Frequently a very smart Freeper (sorry I don't recall who dat person be) :-),posts a test sentence (an I am doing this from a limited memory) like the following.
An educated electorate, being necessary to the security of a free state, the right of the people to keep and read books shall not be infringed" or words to that effect.
In the test sentence to follow the gun grabbers logic, I guess that only educated people should be allowed books.
Well, the NRA gave Bob Dole the okay for the Brady Bill in exchange for hunter harrassement legislation. (See GOA Vol 13, No. 1) That sounds like gun control to me!
Well..... theres a pretty strong argument that the NRA is the only reason we still have any 2nd Amendment left to quote.

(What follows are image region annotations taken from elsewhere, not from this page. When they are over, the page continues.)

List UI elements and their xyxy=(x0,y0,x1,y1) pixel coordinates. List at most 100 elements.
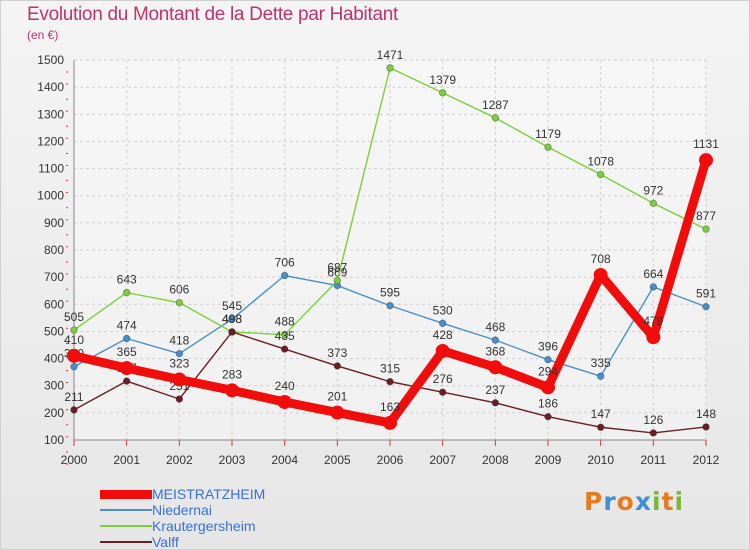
data-label: 315 xyxy=(380,362,400,376)
chart-legend: MEISTRATZHEIM Niedernai Krautergersheim Val… xyxy=(100,486,265,550)
data-label: 591 xyxy=(696,287,716,301)
data-label: 276 xyxy=(433,372,453,386)
x-tick-label: 2000 xyxy=(61,453,88,467)
data-label: 972 xyxy=(643,183,663,197)
data-point xyxy=(225,383,239,398)
y-tick-label: 1400 xyxy=(37,80,64,94)
y-tick-label: 700 xyxy=(44,270,64,284)
data-point xyxy=(544,355,552,364)
legend-item: MEISTRATZHEIM xyxy=(100,486,265,502)
data-point xyxy=(280,330,289,339)
y-tick-label: 400 xyxy=(44,352,64,366)
data-label: 201 xyxy=(327,390,347,404)
y-tick-label: 100 xyxy=(44,433,64,447)
data-point xyxy=(386,377,394,386)
data-label: 211 xyxy=(64,390,83,404)
y-tick-label: 200 xyxy=(44,406,64,420)
data-point xyxy=(330,405,345,420)
legend-swatch xyxy=(100,509,152,511)
y-tick-label: 900 xyxy=(44,216,64,230)
y-tick-label: 600 xyxy=(44,297,64,311)
y-tick-label: 1200 xyxy=(37,134,64,148)
data-point xyxy=(491,336,500,344)
x-tick-label: 2008 xyxy=(482,453,509,467)
data-point xyxy=(70,363,78,371)
data-label: 877 xyxy=(696,209,716,223)
data-point xyxy=(593,267,608,282)
data-point xyxy=(383,415,397,430)
data-point xyxy=(175,349,184,358)
data-label: 147 xyxy=(591,407,611,421)
data-point xyxy=(435,343,450,358)
data-label: 479 xyxy=(643,314,663,328)
legend-item: Valff xyxy=(100,534,265,550)
x-tick-label: 2009 xyxy=(535,453,562,467)
proxiti-logo: Proxiti xyxy=(584,487,684,516)
data-label: 606 xyxy=(169,283,189,297)
logo-letter: x xyxy=(634,487,652,516)
legend-label: Krautergersheim xyxy=(152,518,256,534)
data-point xyxy=(122,377,131,385)
legend-item: Krautergersheim xyxy=(100,518,265,534)
legend-label: Niedernai xyxy=(152,502,212,518)
data-point xyxy=(596,423,605,431)
y-tick-label: 500 xyxy=(44,324,64,338)
data-point xyxy=(596,372,605,380)
data-label: 365 xyxy=(117,345,137,359)
data-label: 687 xyxy=(327,261,347,275)
data-label: 323 xyxy=(169,356,189,370)
data-label: 1179 xyxy=(535,127,561,141)
data-point xyxy=(280,345,289,353)
data-label: 595 xyxy=(380,286,400,300)
data-point xyxy=(649,283,658,291)
data-point xyxy=(699,153,713,168)
data-point xyxy=(119,361,134,376)
data-label: 488 xyxy=(275,315,295,329)
data-label: 294 xyxy=(538,364,558,378)
y-tick-label: 1500 xyxy=(37,53,64,67)
data-label: 148 xyxy=(696,407,716,421)
series-valff: 211317251498435373315276237186147126148 xyxy=(64,312,716,437)
y-tick-label: 1100 xyxy=(38,162,64,176)
data-point xyxy=(438,89,447,97)
data-point xyxy=(386,64,394,72)
logo-letter: r xyxy=(603,487,617,516)
data-point xyxy=(649,429,658,437)
data-point xyxy=(277,395,292,409)
data-point xyxy=(175,395,184,403)
data-point xyxy=(70,406,78,414)
logo-letter: o xyxy=(616,487,635,516)
x-tick-label: 2010 xyxy=(587,453,614,467)
data-label: 335 xyxy=(591,356,611,370)
data-label: 186 xyxy=(538,397,558,411)
data-label: 373 xyxy=(327,346,347,360)
data-point xyxy=(175,298,184,307)
data-label: 428 xyxy=(433,328,453,342)
data-point xyxy=(596,170,605,179)
data-point xyxy=(280,271,289,280)
data-label: 1471 xyxy=(377,48,404,62)
data-label: 545 xyxy=(222,299,242,313)
data-point xyxy=(491,399,500,407)
data-point xyxy=(649,199,658,208)
x-tick-label: 2011 xyxy=(640,453,666,467)
y-tick-label: 1300 xyxy=(37,107,64,121)
data-label: 368 xyxy=(485,344,505,358)
data-label: 643 xyxy=(117,273,137,287)
legend-swatch xyxy=(100,489,152,499)
data-point xyxy=(702,303,710,311)
data-label: 474 xyxy=(117,318,137,332)
y-tick-label: 800 xyxy=(44,243,64,257)
data-label: 283 xyxy=(222,367,242,381)
data-label: 530 xyxy=(433,303,453,317)
data-point xyxy=(228,315,236,323)
data-point xyxy=(544,143,552,151)
data-label: 396 xyxy=(538,340,558,354)
x-tick-label: 2012 xyxy=(693,453,720,467)
data-label: 240 xyxy=(275,379,295,393)
data-label: 435 xyxy=(275,329,295,343)
logo-letter: t xyxy=(661,487,675,516)
legend-swatch xyxy=(100,541,152,543)
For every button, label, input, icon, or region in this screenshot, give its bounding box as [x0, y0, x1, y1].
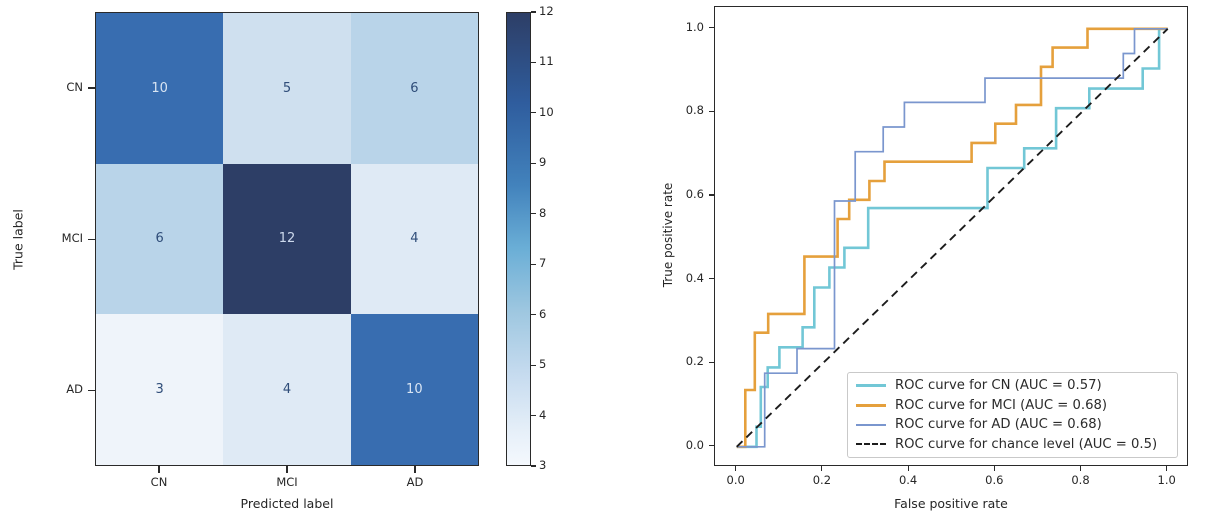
colorbar-tick-label: 7 [539, 256, 547, 271]
colorbar-tick [531, 414, 536, 417]
roc-y-tick-label: 0.6 [685, 187, 704, 201]
colorbar-tick-label: 5 [539, 357, 547, 372]
roc-axes-box [714, 6, 1188, 466]
roc-x-tick-label: 1.0 [1157, 473, 1176, 487]
cm-row-tick [88, 238, 95, 240]
cm-col-tick [286, 466, 288, 473]
roc-x-tick-label: 0.4 [898, 473, 918, 487]
colorbar-tick [531, 364, 536, 366]
colorbar-tick-label: 8 [539, 205, 547, 220]
roc-y-tick-label: 0.2 [685, 354, 704, 369]
heatmap-cell: 6 [96, 163, 224, 315]
roc-legend: ROC curve for CN (AUC = 0.57) ROC curve f… [847, 372, 1178, 458]
roc-y-tick [709, 27, 714, 29]
roc-x-tick [1079, 466, 1082, 471]
legend-label: ROC curve for CN (AUC = 0.57) [895, 378, 1102, 394]
legend-label: ROC curve for chance level (AUC = 0.5) [895, 436, 1158, 452]
heatmap-cell: 10 [96, 13, 224, 164]
colorbar-tick [531, 314, 536, 316]
colorbar-tick-label: 10 [539, 104, 554, 119]
legend-line-sample [856, 384, 886, 388]
colorbar [506, 12, 531, 466]
cm-x-axis-label: Predicted label [240, 496, 334, 511]
legend-label: ROC curve for AD (AUC = 0.68) [895, 417, 1102, 433]
legend-line-sample [856, 423, 886, 426]
roc-x-tick [1166, 466, 1168, 471]
roc-y-tick [709, 278, 714, 280]
heatmap-grid: 10 5 6 6 12 4 3 4 10 [95, 12, 479, 466]
roc-panel: True positive rate False positive rate R… [609, 0, 1218, 532]
cm-row-label: MCI [61, 231, 83, 245]
roc-x-tick-label: 0.8 [1071, 473, 1090, 487]
roc-curve [736, 28, 1169, 448]
roc-curve [736, 27, 1168, 449]
roc-y-tick [709, 110, 714, 112]
heatmap-cell: 5 [223, 13, 351, 164]
colorbar-tick-label: 3 [539, 458, 547, 472]
cm-row-tick [88, 87, 95, 89]
roc-curve [736, 27, 1168, 449]
roc-y-tick-label: 0.0 [685, 437, 704, 452]
confusion-matrix-panel: 10 5 6 6 12 4 3 4 10 True label Predicted label … [10, 4, 554, 511]
roc-curves-svg [736, 27, 1169, 449]
roc-x-tick-label: 0.0 [726, 473, 745, 487]
cm-col-label: CN [150, 475, 168, 489]
colorbar-tick [531, 213, 536, 215]
roc-x-tick [735, 466, 737, 471]
cm-col-tick [158, 466, 160, 473]
colorbar-tick [531, 61, 536, 64]
roc-y-tick-label: 0.8 [685, 103, 704, 118]
legend-row: ROC curve for CN (AUC = 0.57) [856, 378, 1169, 393]
roc-x-tick [821, 466, 823, 471]
cm-row-label: CN [66, 79, 83, 94]
colorbar-tick-label: 12 [539, 4, 554, 18]
legend-row: ROC curve for chance level (AUC = 0.5) [856, 437, 1169, 452]
colorbar-tick [531, 162, 536, 164]
heatmap-cell: 10 [350, 314, 478, 465]
roc-y-tick [709, 361, 714, 363]
colorbar-tick [531, 112, 536, 114]
roc-x-tick [993, 466, 995, 471]
heatmap-cell: 4 [223, 314, 351, 465]
roc-y-tick [709, 445, 714, 447]
roc-y-tick-label: 1.0 [685, 19, 704, 34]
colorbar-tick-label: 6 [539, 306, 547, 321]
cm-row-label: AD [66, 382, 83, 397]
roc-x-tick-label: 0.6 [985, 473, 1004, 487]
cm-row-tick [88, 389, 95, 392]
roc-y-tick [709, 194, 714, 196]
cm-col-tick [414, 466, 416, 473]
cm-col-label: MCI [276, 475, 298, 489]
colorbar-tick-label: 9 [539, 155, 547, 170]
legend-line-sample [856, 443, 886, 446]
heatmap-cell: 4 [350, 163, 478, 315]
roc-x-tick-label: 0.2 [812, 473, 832, 487]
legend-label: ROC curve for MCI (AUC = 0.68) [895, 397, 1108, 413]
roc-curve [736, 27, 1168, 448]
legend-row: ROC curve for AD (AUC = 0.68) [856, 417, 1169, 432]
roc-x-axis-label: False positive rate [894, 496, 1008, 511]
cm-y-axis-label: True label [10, 209, 26, 270]
heatmap-cell: 12 [223, 163, 351, 315]
colorbar-tick-label: 11 [539, 54, 554, 69]
heatmap-cell: 3 [96, 314, 224, 465]
colorbar-tick [531, 11, 536, 13]
roc-y-tick-label: 0.4 [685, 270, 704, 285]
roc-x-tick [907, 466, 909, 471]
legend-row: ROC curve for MCI (AUC = 0.68) [856, 398, 1169, 413]
colorbar-tick-label: 4 [539, 407, 547, 422]
colorbar-tick [531, 263, 536, 265]
legend-line-sample [856, 403, 886, 407]
colorbar-tick [531, 465, 536, 467]
heatmap-cell: 6 [350, 13, 478, 164]
roc-y-axis-label: True positive rate [661, 182, 675, 288]
cm-col-label: AD [406, 475, 424, 489]
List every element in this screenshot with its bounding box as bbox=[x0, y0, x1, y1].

Without them, and without discounting the efforts of the VERY FEW hardcore progun citizens in this country, we would likely be in the same fix as our Canuck, Aussie and UK brethren.
What NRA bashers tend to forget is that ours is a government of consensus and compromise, and no amount of martyrdom or self righteousness about natural rights is going to change that.
Idealism is nice in a vacuum, but short of taking up arms against the government the NRA is all we've got -soccer moms outnumber machine gun owners in this country by about 4 million to one.
Think anybody in congress is scared of GOA? Think again.
But until WE change the attitudes of about 225 Million fellow Americans, the GOA position will remain fringe and outflanked.
--Boris
and the following links:
A Practicing Attorney's Look at the Second Amendment
ASSESSING THE CASE FOR FIREARMS PROHIBITION
Hoplophobia - The Root of All Evil
The Commonplace Second Amendment (destroys "militia right" interpretation)
So the "Arms Control and Disarmament" agency should quit thinking about nuclear weapons and focus on handguns?